Legislative Analyst Predicts Short Term Job Loss from AB 32
Implementation of AB 32, California’s landmark greenhouse gas reduction law, will cause job losses in the near term, according to the state Legislative Analyst.
In a 10-page letter dated March 4 requested by Sen. Dave Cogdill, a Modesto Republican, the analyst questions the modeling used by the state Air Resources Board in its assessment of the law’s long-term impact and predicts that, at least in the short term, energy prices will rise as a result of the law.
“It seems most likely to us tha the implementation of AB 32 … will result in the near term in California job losses,” the analyst wrote.
“In the longer term, the employment effects in our view are unknown and will depend on a number of yet-to-be determined factors. These include future energy prices, technological developments in the energy area, normal adoption by households and businesses of increasingly efficient energy technologies even without AB 32 in place, legislative actions … and the state of California’s economy.”
In response to previous criticisms by a group of scientists asked to review its AB 32 implementation plan, the air board defended most of its actions as “appropriate.’
(Editor’s Note: in the document linked to above, the criticisms of the scientists follow the air board’s 13-page critique of their findings.)
The board is currently updating its economic analysis of the law’s impact.
Cogdill said the analyst’s latest review showed AB 32 to be “failed environmental policy and that it should be abandoned.
“At a time when California’s jobless rate is nearly three points higher than the national average, we should be doing everything we can to ensure any Californian who wants a job is able to get one,” Cogdill said in a statement when the letter was released.
“Moving forward with this environmental experiment, like the water crisis, will be another manmade disaster for our lagging economy.”
The Schwarzenegger adminstration said in response:
“Pursuing green policies is the solution to our economic woes, not the cause,” said David Crane, a special advisor to Schwarzenegger for jobs and economic growth. “Countless studies show California’s economy will be better off and more secure with green policies like AB 32. AB 32 will ensure we are protected against volatile energy prices by reducing our dependency on foreign fuel while generating jobs throughout the state.”
AB 32 requires California, by 2020, to reduce its greenhouse gas emissions, which include carbon dioxide, to 1990 levels.
In its scoping plan, the air board details 31 actions to accomplish that goal.
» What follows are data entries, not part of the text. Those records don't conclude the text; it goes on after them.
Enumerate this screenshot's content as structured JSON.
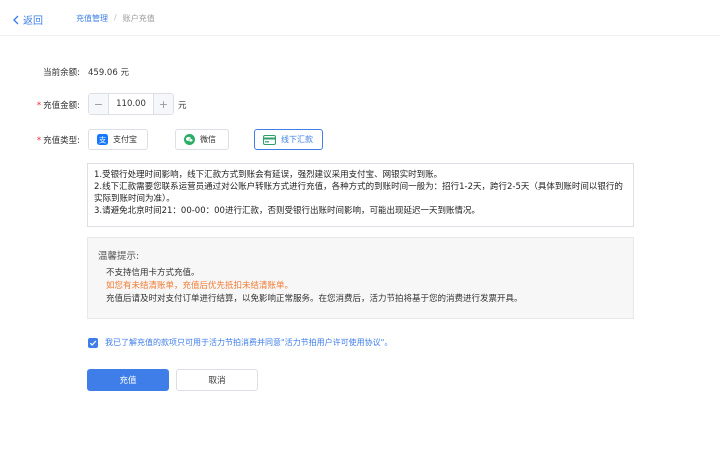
{
  "header": {
    "back_label": "返回",
    "breadcrumb_parent": "充值管理",
    "breadcrumb_separator": "/",
    "breadcrumb_current": "账户充值"
  },
  "balance": {
    "label": "当前余额:",
    "value": "459.06 元"
  },
  "amount": {
    "required_mark": "*",
    "label": "充值金额:",
    "minus": "−",
    "value": "110.00",
    "plus": "+",
    "unit": "元"
  },
  "pay_type": {
    "required_mark": "*",
    "label": "充值类型:",
    "options": [
      {
        "label": "支付宝",
        "icon": "alipay-icon",
        "selected": false
      },
      {
        "label": "微信",
        "icon": "wechat-icon",
        "selected": false
      },
      {
        "label": "线下汇款",
        "icon": "bank-card-icon",
        "selected": true
      }
    ]
  },
  "notice": {
    "lines": [
      "1.受银行处理时间影响，线下汇款方式到账会有延误，强烈建议采用支付宝、网银实时到账。",
      "2.线下汇款需要您联系运营员通过对公账户转账方式进行充值，各种方式的到账时间一般为：招行1-2天，跨行2-5天（具体到账时间以银行的实际到账时间为准）。",
      "3.请避免北京时间21：00-00：00进行汇款，否则受银行出账时间影响，可能出现延迟一天到账情况。"
    ]
  },
  "tips": {
    "title": "温馨提示:",
    "line1": "不支持信用卡方式充值。",
    "line2": "如您有未结清账单，充值后优先抵扣未结清账单。",
    "line3": "充值后请及时对支付订单进行结算，以免影响正常服务。在您消费后，活力节拍将基于您的消费进行发票开具。"
  },
  "agreement": {
    "checked": true,
    "text": "我已了解充值的款项只可用于活力节拍消费并同意\"活力节拍用户许可使用协议\"。"
  },
  "actions": {
    "submit_label": "充值",
    "cancel_label": "取消"
  },
  "colors": {
    "accent": "#3f7ee8",
    "warning": "#f07b33",
    "required": "#f5222d"
  }
}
One is increasing vehicle fuel efficiency to 44 miles per gallon – a law imposed prior to AB 32’s passage that has not been implemented because of court challenges.
The scoping plan counts the increased fuel efficiency as part of AB 32’s implementation even though the requirement was on the books prior to AB 32’s passage. Several of the scientists who reviewed the air board’s plan said the vehicle efficiency shouldn’t be counted.
Other emission reduction measures include increasing energy from renewables sources to 33 percent of California’s supply and greater energy efficiency.
Accounting for nearly 20 percent of the emission reductions is a cap-and-trade program in which business who wish to continue polluting at their current rate or need more time to ratchet down emissions would pay for credits from entities that have already reduced their emissions.
In the letter to Cogdill, the analyst says the program will contribute to higher energy prices.
“Measures in the (scoping plan) directly affecting energy prices, such as a cap-and-trade program, almost certainly raise the near-term prices of electricity, gasoline, and certain other energy sources,” the analyst wrote.
“These increased energy prices would, in turn, change the amount and mix of energy used, energy-related jobs, and sales and employment in industries producing goods and services using energy.”
Better vehicle fuel efficiency will increase the price of vehicles but also lower their operating costs, the analyst said.
As it did in a previous review, the analyst questioned the air board’s modeling, which concludes AB 32 will cause a net gain of 120,000 jobs by 2020 – a .7 percent increase.
The modeling used has “inherent limitations,” the analyst said. Among them is being only able to gauge responses of hypothetical ” average” households and firms rather than subgroups. Because of that, sectors in which the job impact is most severe can be obscured by the average.
The model used by the air board “attempts to approximate but does not exactly reflect California industrial economy, including how its industrial productivity differs from the rest of the nation.”
It also uses 2003 as a base year and, the analyst notes, “does not reflect underlying changes in the California economy’s structure that have occurred during the recent severe recession, ongoing housing market turbulence, and restructuring of the financial markets.”
The analyst also says the air board may have overstated the number of manufacturing jobs created by AB 32, leaves “unclear” the job impact of some of the less significant actions it proposes to reduce emissions and fails to account for job impacts during the transition to full compliance in 2020.
“The transition under the (scoping plan) will involve various labor force dislocations, including temporary job losses and unemployment for some people and permanent employment and income disruptions for others,” the analyst wrote. The (air board’s) analysis does not identify these.”
However, the analyst concludes:
“The effects that do occur (from AB 32) may not prove to be particularly large relative to the overall economy, in part reflecting the relative role played by energy costs and the (scoping plan’s) specific measures. Certain individual businesses and households, however, would be seriously affected.”